Lo prevede l’adeguamento dello statuto di Aquapur approvato ieri sera (giovedì) all’unanimità dal consiglio comunale in rispetto delle nuove disposizioni normative (legge 27 dicembre 2006 n.296) della Legge Finanziaria 2007.
Dei 7 membri, 4 saranno di rappresentanza pubblica, uno per ciascun Comune socio e 3 di rappresentanza privata.
Un plauso alla nuova normativa che prevede la diminuzione dei membri del cda è giunto dal sindaco, Giorgio Del Ghingaro, il quale ha sottolineato che fin dal suo insediamento, quando i membri del cda di Aquapur erano 13, ha sostenuto la necessità di arrivare ad un consiglio di amministrazione più snello.
Giudizi positivi alla nuova normativa, che va nella direzione di diminuire i costi, sono arrivati anche dal consigliere dell’Udc Paolo Rontani e dal consigliere dei Ds Daniele Ciardella.
Le nuove disposizioni, secondo quanto previsto dalla legge, entreranno in vigore entro il prossimo 7 novembre. Previste anche altre modifiche allo statuto. Ad esempio sono state meglio precisate (art.5) le attività che possono essere svolte dalla società, riformulando la descrizione dell’attività principale esercitata: “la gestione dei servizi di depurazione delle acque reflue addotte al depuratore ‘ Casa del lupo’ a Porcari, l’adduzione e la distribuzione dell’acqua di superficie per usi industriali, agricoli e civili, la gestione degli impianti per il recupero delle acque depurate per il loro utilizzo, nonché il trattamento dei rifiuti liquidi”.

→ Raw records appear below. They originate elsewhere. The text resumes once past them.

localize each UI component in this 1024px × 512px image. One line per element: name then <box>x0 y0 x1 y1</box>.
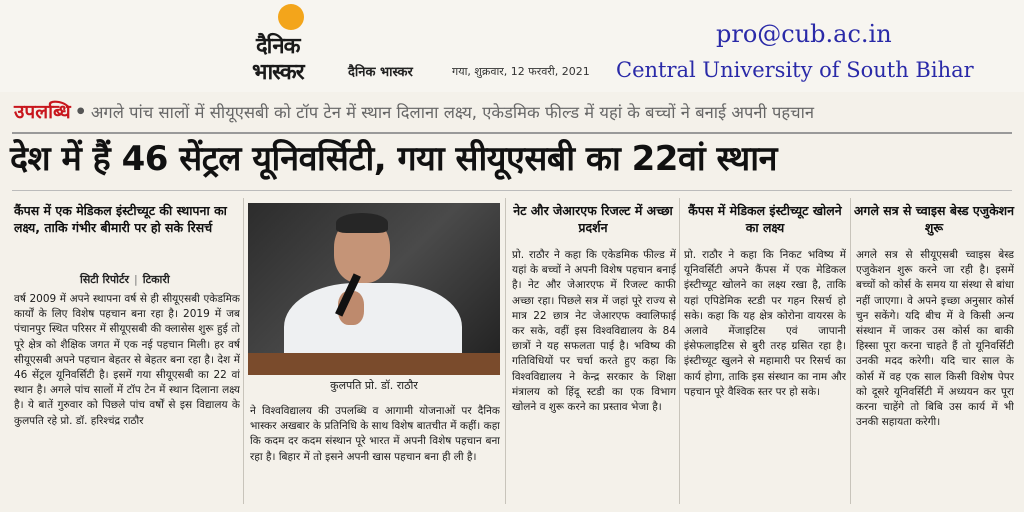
photo-podium <box>248 353 500 375</box>
logo-text-line2: भास्कर <box>252 60 304 85</box>
byline <box>80 272 170 287</box>
logo-text-line1: दैनिक <box>256 34 300 59</box>
photo-caption: कुलपति प्रो. डॉ. राठौर <box>330 379 418 392</box>
divider-line <box>12 190 1012 191</box>
masthead <box>0 0 1024 92</box>
byline-place: टिकारी <box>142 273 170 286</box>
col5-subhead: अगले सत्र से च्वाइस बेस्ड एजुकेशन शुरू <box>853 203 1015 235</box>
col3-body: प्रो. राठौर ने कहा कि एकेडमिक फील्ड में यहां के बच्चों ने अपनी विशेष पहचान बनाई है। नेट और जेआरएफ में रिजल्ट काफी अच्छा रहा। पिछले सत्र में जहां पूरे राज्य से मात्र 22 छात्र नेट जेआरएफ क्वालिफाई कर सके, वहीं इस विश्वविद्यालय के 84 छात्रों ने यह सफलता पाई है। भविष्य की गतिविधियों पर चर्चा करते हुए कहा कि विश्वविद्यालय ने केन्द्र सरकार के शिक्षा मंत्रालय को हिंदू स्टडी का एक विभाग खोलने व शुरू करने का प्रस्ताव भेजा है। <box>512 249 676 414</box>
col4-body: प्रो. राठौर ने कहा कि निकट भविष्य में यूनिवर्सिटी अपने कैंपस में एक मेडिकल इंस्टीच्यूट खोलने का लक्ष्य रखा है, ताकि यहां एपिडेमिक स्टडी पर गहन रिसर्च हो सके। कहा कि यह क्षेत्र कोरोना वायरस के अलावे मेंजाइटिस एवं जापानी इंसेफलाइटिस से बुरी तरह ग्रसित रहा है। इंस्टीच्यूट खुलने से महामारी पर रिसर्च का कार्य होगा, ताकि इस संस्थान का नाम और पहचान पूरे वैश्विक स्तर पर हो सके। <box>684 249 846 398</box>
col2-body: ने विश्वविद्यालय की उपलब्धि व आगामी योजनाओं पर दैनिक भास्कर अखबार के प्रतिनिधि के साथ विशेष बातचीत में कहीं। कहा कि कदम दर कदम संस्थान पूरे भारत में अपनी विशेष पहचान बना रहा है। बिहार में तो इसने अपनी खास पहचान बना ही ली है। <box>250 405 500 463</box>
byline-separator: | <box>134 273 138 286</box>
byline-reporter: सिटी रिपोर्टर <box>80 273 129 286</box>
column-divider <box>679 198 680 504</box>
kicker-tag: उपलब्धि <box>14 101 71 123</box>
column-divider <box>850 198 851 504</box>
bullet-icon: • <box>74 101 87 123</box>
dateline: गया, शुक्रवार, 12 फरवरी, 2021 <box>452 65 590 78</box>
university-watermark: Central University of South Bihar <box>616 58 974 82</box>
photo-hair <box>336 213 388 233</box>
column-divider <box>505 198 506 504</box>
col4-subhead: कैंपस में मेडिकल इंस्टीच्यूट खोलने का लक्ष्य <box>688 203 842 235</box>
vice-chancellor-photo <box>248 203 500 375</box>
sun-icon <box>278 4 304 30</box>
headline: देश में हैं 46 सेंट्रल यूनिवर्सिटी, गया सीयूएसबी का 22वां स्थान <box>10 139 777 179</box>
dainik-bhaskar-logo <box>250 4 340 84</box>
kicker <box>14 98 814 126</box>
email-watermark: pro@cub.ac.in <box>716 20 892 48</box>
kicker-text: अगले पांच सालों में सीयूएसबी को टॉप टेन में स्थान दिलाना लक्ष्य, एकेडमिक फील्ड में यहां के बच्चों ने बनाई अपनी पहचान <box>90 103 815 122</box>
brand-name: दैनिक भास्कर <box>348 65 413 80</box>
column-divider <box>243 198 244 504</box>
col1-subhead: कैंपस में एक मेडिकल इंस्टीच्यूट की स्थापना का लक्ष्य, ताकि गंभीर बीमारी पर हो सके रिसर्च <box>14 203 227 235</box>
col1-body: वर्ष 2009 में अपने स्थापना वर्ष से ही सीयूएसबी एकेडमिक कार्यों के लिए विशेष पहचान बना रहा है। 2019 में जब पंचानपुर स्थित परिसर में सीयूएसबी की क्लासेस शुरू हुई तो पूरे क्षेत्र को शैक्षिक जगत में एक नई पहचान मिली। हर वर्ष सीयूएसबी अपने पहचान बेहतर से बेहतर बना रहा है। देश में 46 सेंट्रल यूनिवर्सिटी है। इसमें गया सीयूएसबी का 22 वां स्थान है। अगले पांच सालों में टॉप टेन में स्थान दिलाना लक्ष्य है। ये बातें गुरुवार को पिछले पांच वर्षों से इस विद्यालय के कुलपति रहे प्रो. डॉ. हरिश्चंद्र राठौर <box>14 293 240 427</box>
col5-body: अगले सत्र से सीयूएसबी च्वाइस बेस्ड एजुकेशन शुरू करने जा रही है। इसमें बच्चों को कोर्स के समय या संस्था से बांधा नहीं जाएगा। वे अपने इच्छा अनुसार कोर्स चुन सकेंगे। यदि बीच में वे किसी अन्य संस्थान में जाकर उस कोर्स का बाकी हिस्सा पूरा करना चाहते हैं तो यूनिवर्सिटी उनकी मदद करेगी। यदि चार साल के कोर्स में वह एक साल किसी विशेष पेपर को दूसरे यूनिवर्सिटी में अध्ययन कर पूरा करना चाहेंगे तो बिबि उस कार्य में भी उनकी सहायता करेगी। <box>856 249 1014 429</box>
col3-subhead: नेट और जेआरएफ रिजल्ट में अच्छा प्रदर्शन <box>513 203 673 235</box>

Un'altra modifica riguarda le materie riservate all’approvazione assembleare (art 15): in pratica è stata eliminata l’approvazione del programma annuale degli investimenti e delle opere che comportano necessità di adeguamenti tariffari, in quanto propria del consiglio di amministrazione, mentre restano all’assemblea le competenze relative all’approvazione dei nuovi regolamenti del servizio e le modifiche degli stessi e della relazione programmatica di orientamento generale. È stato inoltre ridotto il numero dei membri eleggibili nel comitato esecutivo che passa da 5 a 3 ed è stato precisato che il consigliere delegato di parte pubblica deve coincidere con il vice presidente.